Unlike the supposed menace of foreign terrorism, these events — the killings of Michael Brown, Trayvon Martin, Tamir Rice, Walter Scott, the ransom of Kalief Browder, the shootings at Columbine, Newtown, Isla Vista, et al — are us. These events are who we are. We can’t blame them on ISIS or Islam, Boko Haram, or Ebola. The militant extremists are us. The collateral damage, also us. This disease is our disease, and all of the wringing of hands will not scrub it from us.
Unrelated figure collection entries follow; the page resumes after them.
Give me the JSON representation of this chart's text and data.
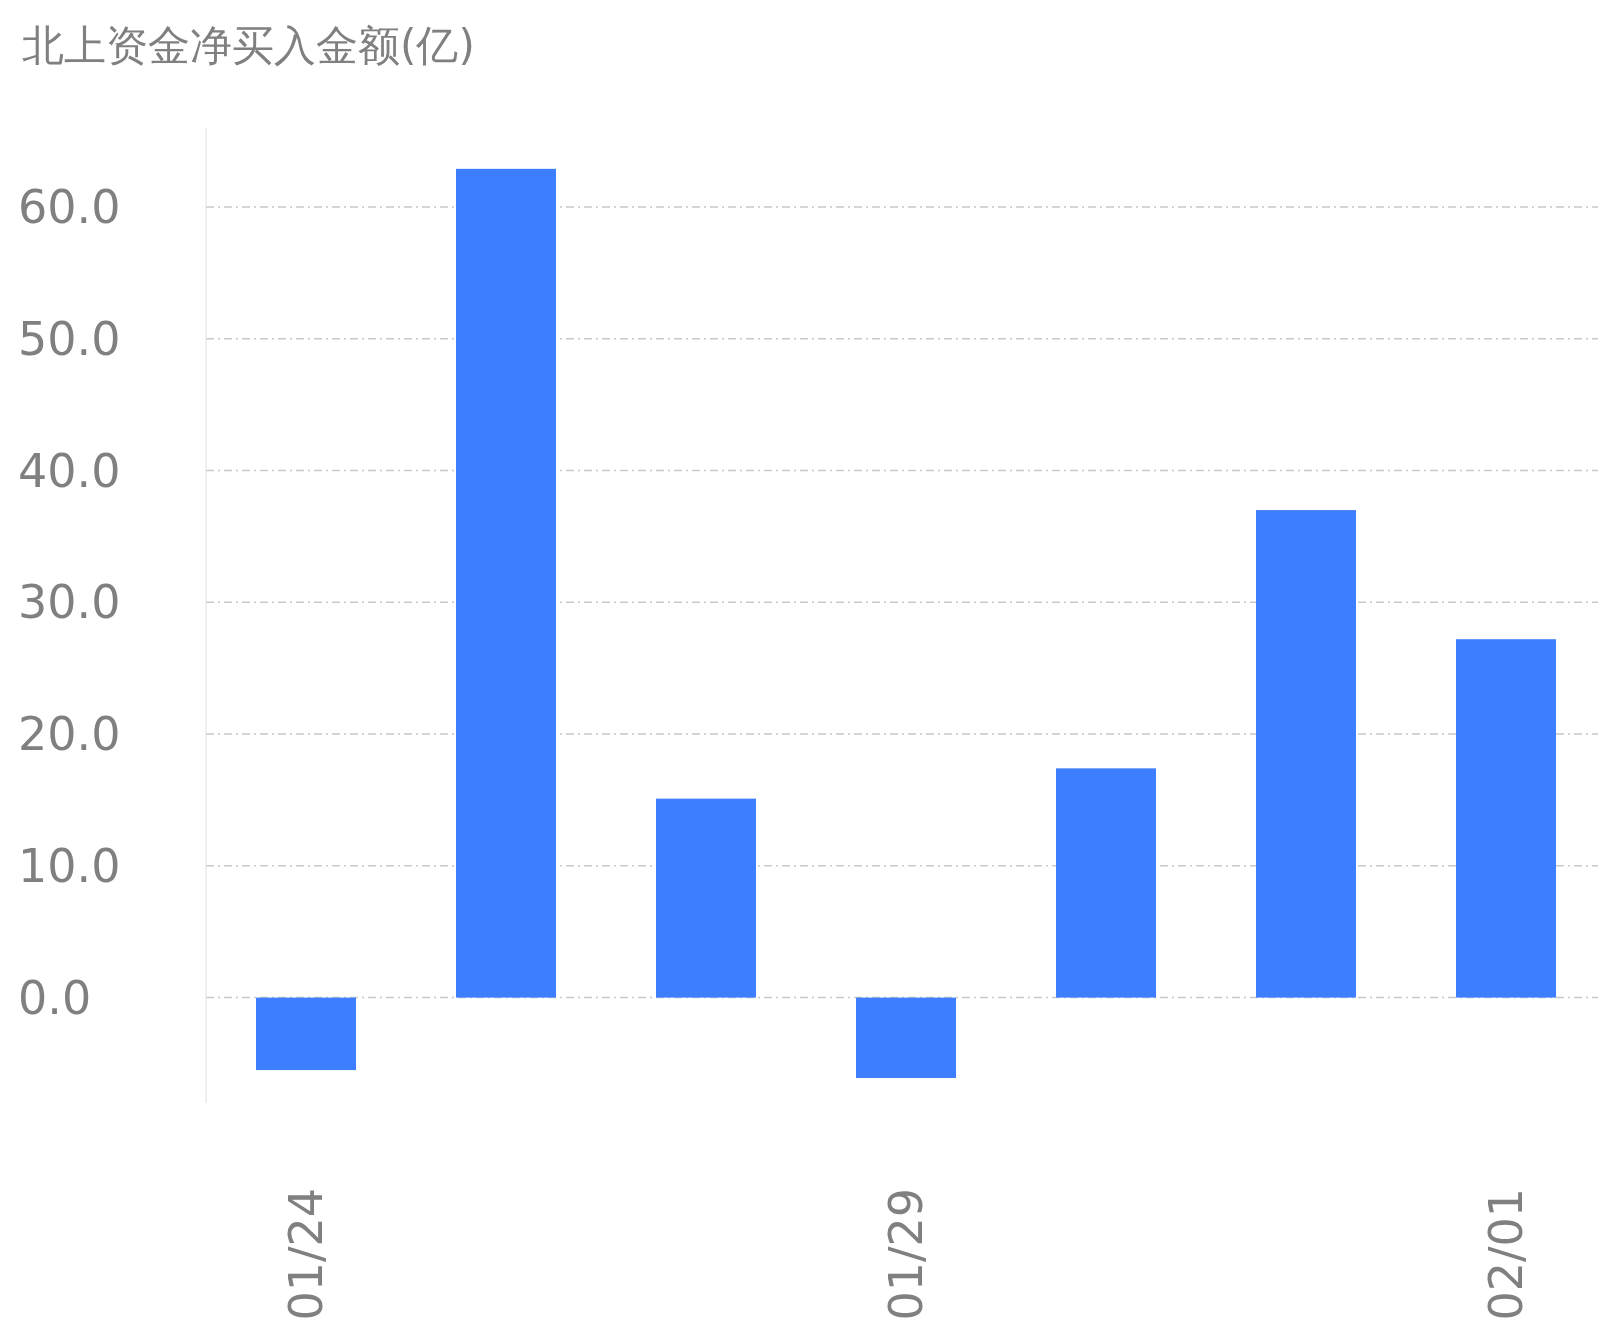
{
  "chart_data": {
    "type": "bar",
    "title": "北上资金净买入金额(亿)",
    "categories": [
      "01/24",
      null,
      null,
      "01/29",
      null,
      null,
      "02/01"
    ],
    "values": [
      -5.5,
      62.9,
      15.1,
      -6.1,
      17.4,
      37.0,
      27.2
    ],
    "color": "#3d7eff",
    "yticks": [
      {
        "value": 0,
        "label": "0.0"
      },
      {
        "value": 10,
        "label": "10.0"
      },
      {
        "value": 20,
        "label": "20.0"
      },
      {
        "value": 30,
        "label": "30.0"
      },
      {
        "value": 40,
        "label": "40.0"
      },
      {
        "value": 50,
        "label": "50.0"
      },
      {
        "value": 60,
        "label": "60.0"
      }
    ],
    "ylim": [
      -8,
      66
    ],
    "grid": "y"
  }
}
And because we are both perpetrator and victim of our own undoing, we cannot or will not declare war as we do so willingly against other more distant threats. There is no shadowy, evil ‘other’, there is only our complacency, our self-delusion, and our confusion that our symbols and ideals stand up to our actual character.
The Confederate flag flew at full-mast at the statehouse in South Carolina after the shooting. This is the flag that throughout its history has symbolized slavery and treason, resistance to desegregation, terrorism through lynching and attacks at churches, and state-sponsored brutality against African Americans. When we fly a flag, we proclaim who we are.
Who are we, America? How much longer can we pretend not to know? Who will we fight to be?